Monday, Feb. 07, 1949

War in Brooklyn

Brooklyn, which is used to fighting words, had a new one: Melish. The battleground was the Protestant Episcopal Church of the Holy Trinity, in fashionable Brooklyn Heights.

Holy Trinity's vestrymen have long looked askance at the sayings & doings of their ministers, Rector John Howard Melish, 74, and his son and associate rector, the Rev. William Howard Melish, 38 (TIME, May 3). Son William, a confirmed Communist-liner, is chairman of the Red-fronting National Council of American-Soviet Friendship, and has been associated with at least six other organizations listed as subversive by the Attorney General's office. His father not only tolerates his assistant's political activities, but once referred to them as "the work which the rector himself would have done had he been 20 years younger." When such work included inviting England's celebrated "Red Dean" of Canterbury to preach at Holy Trinity, anti-Melish parishioners were not reassured.

As Consciences Demand. At last, the vestrymen decided to do something about the Melishes. They voted 9 to 1 to petition Long Island's Bishop James Pernette De Wolfe "for separation and dissolution of the pastoral relationship . . ." But spry old Rector Melish was not one to go quietly. He wrote to his congregation telling what the vestry had done.

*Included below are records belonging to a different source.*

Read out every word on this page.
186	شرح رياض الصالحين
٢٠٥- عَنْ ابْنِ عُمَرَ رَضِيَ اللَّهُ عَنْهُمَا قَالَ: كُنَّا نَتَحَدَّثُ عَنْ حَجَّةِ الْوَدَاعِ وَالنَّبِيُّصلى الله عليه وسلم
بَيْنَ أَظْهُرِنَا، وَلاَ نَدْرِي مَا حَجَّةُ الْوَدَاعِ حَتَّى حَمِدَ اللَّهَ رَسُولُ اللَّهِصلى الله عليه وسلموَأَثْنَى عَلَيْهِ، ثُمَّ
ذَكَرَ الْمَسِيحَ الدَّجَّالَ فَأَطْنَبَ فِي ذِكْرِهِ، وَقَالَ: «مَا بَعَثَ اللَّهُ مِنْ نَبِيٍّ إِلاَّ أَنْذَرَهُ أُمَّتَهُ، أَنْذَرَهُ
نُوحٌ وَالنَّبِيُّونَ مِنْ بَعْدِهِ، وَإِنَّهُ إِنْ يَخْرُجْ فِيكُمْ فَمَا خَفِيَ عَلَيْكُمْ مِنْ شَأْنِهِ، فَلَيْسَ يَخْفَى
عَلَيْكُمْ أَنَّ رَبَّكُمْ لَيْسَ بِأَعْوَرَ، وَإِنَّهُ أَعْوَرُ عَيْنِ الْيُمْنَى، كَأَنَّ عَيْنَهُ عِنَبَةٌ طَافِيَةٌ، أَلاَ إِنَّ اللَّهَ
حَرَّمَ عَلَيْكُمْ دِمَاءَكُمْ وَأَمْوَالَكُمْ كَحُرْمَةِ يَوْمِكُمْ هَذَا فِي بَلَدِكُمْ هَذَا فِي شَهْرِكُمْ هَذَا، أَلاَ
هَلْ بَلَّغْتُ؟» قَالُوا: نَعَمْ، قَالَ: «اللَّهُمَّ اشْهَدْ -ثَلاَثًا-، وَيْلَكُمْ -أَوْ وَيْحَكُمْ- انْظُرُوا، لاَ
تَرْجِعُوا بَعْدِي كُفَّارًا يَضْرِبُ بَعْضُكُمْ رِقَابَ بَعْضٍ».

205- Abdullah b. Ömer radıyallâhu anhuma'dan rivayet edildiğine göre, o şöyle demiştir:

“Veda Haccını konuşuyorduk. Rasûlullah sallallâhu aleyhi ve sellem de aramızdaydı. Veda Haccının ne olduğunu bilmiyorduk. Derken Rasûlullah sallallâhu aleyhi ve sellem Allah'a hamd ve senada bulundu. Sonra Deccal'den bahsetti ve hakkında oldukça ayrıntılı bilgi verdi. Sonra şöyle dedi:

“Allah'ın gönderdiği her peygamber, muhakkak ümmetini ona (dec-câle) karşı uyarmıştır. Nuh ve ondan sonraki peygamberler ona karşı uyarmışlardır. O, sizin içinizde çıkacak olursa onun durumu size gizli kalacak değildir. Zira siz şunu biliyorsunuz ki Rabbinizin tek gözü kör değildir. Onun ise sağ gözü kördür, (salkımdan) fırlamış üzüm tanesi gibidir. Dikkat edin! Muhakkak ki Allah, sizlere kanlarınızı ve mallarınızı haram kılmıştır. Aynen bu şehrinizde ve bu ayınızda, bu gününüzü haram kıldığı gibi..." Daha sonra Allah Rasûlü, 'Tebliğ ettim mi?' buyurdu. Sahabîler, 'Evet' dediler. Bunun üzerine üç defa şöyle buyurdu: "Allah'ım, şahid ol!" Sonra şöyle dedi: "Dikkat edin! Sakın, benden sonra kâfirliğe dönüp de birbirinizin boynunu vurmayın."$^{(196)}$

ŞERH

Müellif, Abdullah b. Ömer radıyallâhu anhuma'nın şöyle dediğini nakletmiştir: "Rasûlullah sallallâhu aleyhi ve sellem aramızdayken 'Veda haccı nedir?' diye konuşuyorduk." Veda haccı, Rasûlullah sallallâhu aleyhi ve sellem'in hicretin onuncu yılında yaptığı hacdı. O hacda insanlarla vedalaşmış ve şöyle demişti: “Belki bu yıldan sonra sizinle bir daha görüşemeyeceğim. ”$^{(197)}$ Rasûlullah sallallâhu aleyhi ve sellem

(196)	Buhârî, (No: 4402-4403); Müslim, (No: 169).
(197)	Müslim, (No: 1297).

In reply, the vestry got out another letter presenting its version of the situation. They had been "informed," said the vestrymen, that "it was the unanimous recommendation of the Bishop and the Standing Committee that . . . it would be for the best interests of the Parish and the Diocese if both the Rector and the Assistant Minister resigned."

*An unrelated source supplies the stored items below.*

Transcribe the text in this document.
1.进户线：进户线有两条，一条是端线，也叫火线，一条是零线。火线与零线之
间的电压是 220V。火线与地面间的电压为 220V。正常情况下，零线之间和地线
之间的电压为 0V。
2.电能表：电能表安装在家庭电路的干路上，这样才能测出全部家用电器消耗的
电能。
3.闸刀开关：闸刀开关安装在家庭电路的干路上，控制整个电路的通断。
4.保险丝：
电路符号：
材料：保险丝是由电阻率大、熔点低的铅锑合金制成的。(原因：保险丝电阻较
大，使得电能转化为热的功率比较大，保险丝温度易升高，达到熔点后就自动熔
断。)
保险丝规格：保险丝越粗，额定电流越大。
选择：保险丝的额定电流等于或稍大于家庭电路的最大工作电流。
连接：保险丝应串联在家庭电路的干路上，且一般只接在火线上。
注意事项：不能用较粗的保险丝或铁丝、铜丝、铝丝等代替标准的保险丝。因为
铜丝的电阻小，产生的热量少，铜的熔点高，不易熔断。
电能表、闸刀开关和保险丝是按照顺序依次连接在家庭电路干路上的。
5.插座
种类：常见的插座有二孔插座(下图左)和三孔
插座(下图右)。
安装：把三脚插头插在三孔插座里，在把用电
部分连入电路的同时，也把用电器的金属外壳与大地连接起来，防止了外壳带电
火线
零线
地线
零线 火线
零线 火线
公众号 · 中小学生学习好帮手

Last week the battle was in full swing. A "Committee to Retain Our Rector" was busy ringing the doorbells of Holy Trinity's 400-odd voting members, claimed to have 270 signatures already. Though not necessarily agreeing with the Melish political views, the committee's statement said: "We all do agree . . . that they have a right, as we do, to their personal political beliefs, and the further right to engage in such activities, as citizens or as ministers, as their consciences demand."

The Basic Question? The conservative Episcopal weekly, the Living Church, editorialized: "Are there any limits upon the right of a clergyman to engage in political action? Yes, we think there are; because his main duty is to teach the Christian religion . . . The basic question . . . is not freedom of speech . . . but the spiritual health and welfare of the congregation." The leftist Churchman fulminated against "the fear-ridden vestry." With a perfectly straight face, the National Council of American-Soviet Friendship expressed its "amazement" and "shock."

This week, while the Melishes consulted their lawyers, Bishop De Wolfe prepared, as provided by canon law, to render "his Godly judgment."